The brands – whether that be car brands, watch brands or fashion brands – argue that their exclusive products are limited in number and should only go to customers who really appreciate them. For example, a Hermès Birkin takes over 20 hours of work by a single craft person to produce. It’s a hand-crafted good that is impossible to scale up. Thus, Hermès argues, that it should only be made available to a purchaser who loves and seriously appreciates the bag and the company behind it.

This is even more true for the watch world. For example, an AP Royal Oak – a watch famous for long waitlists – typically takes between two days and three months to assemble, again mostly by hand. We also know from Morgan Stanley’s most recent Swiss watch industry report that AP only makes 51,000 watches a year; they are genuinely limited. However, for brands like Rolex who make over 1.2 million watches a year, it’s a harder argument to accept.

Watches and tying

Patek Philippe 5980 1R 001

This Hermès case isn’t the only lawsuit about the practice of tying to come out of the state of California in recent years. Last year, a watch collector sued a jeweller for not selling them a $109,000 Nautilus, despite the collector spending $220,000 with the store to build up his purchase history.

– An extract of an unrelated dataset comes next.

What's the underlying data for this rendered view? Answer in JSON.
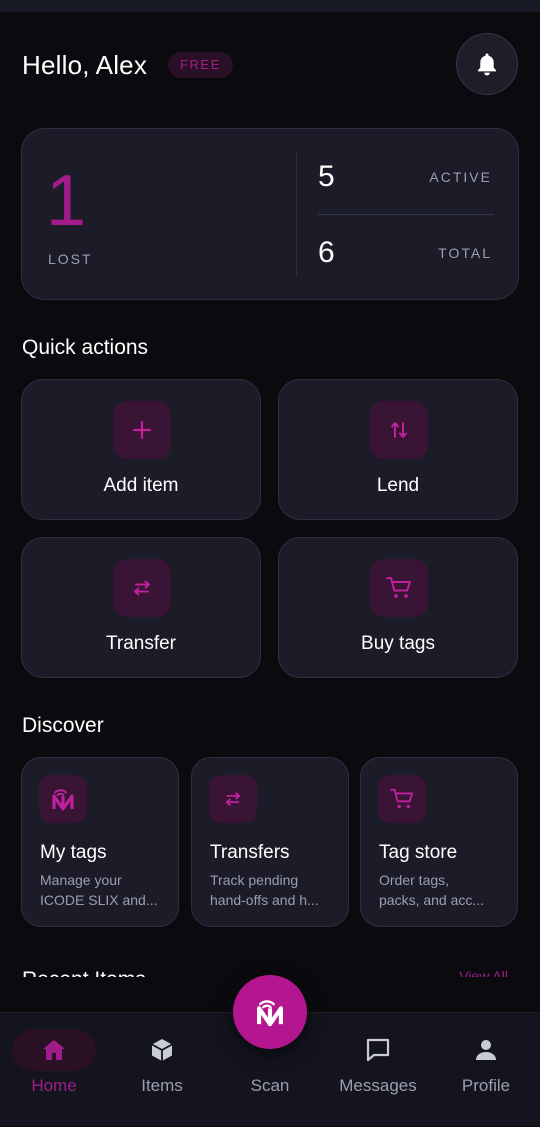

However, in that case, the jeweller knew it would not be able to sell the plaintiff his desired watch because it was losing its status as a Patek authorized dealer (AD) – a slightly different scenario.

The suit against Hermès is more broad in scope as it targets the practice of tying generally. The suit also takes place in California, which is significant. In the US, there’s a phenomenon known as “the California Effect”: whatever laws or rules exist in California oiften end up being the default protocol for the rest of the nation because of the outsized population and economic power of the state. If this suit is found to have merit, it will effectively ban the practice of tying in the US. If that happens, watch companies or jewellers could face similar suits. 

What it could all mean

rolex zurich

It could result in some companies making it easier to purchase exclusive products in the US. But it’s equally plausible that other brands will refuse to sell their exclusive products in the US at all. Because of the difficulty of scaling up production, it may not result in more watches being available – it may simply eliminate the practice of tying, or the practice of requiring customers to buy other goods before getting waitlisted for a watch. That said, some experts think this lawsuit is a complete non-starter, too.

However, what is certain is that if the court decides against Hermès, watch buying in the US could change forever, hopefully making it easier to acquire exclusive products without being forced to buy a bunch of unwanted merchandise first. That would be a big win for genuine watch aficionados.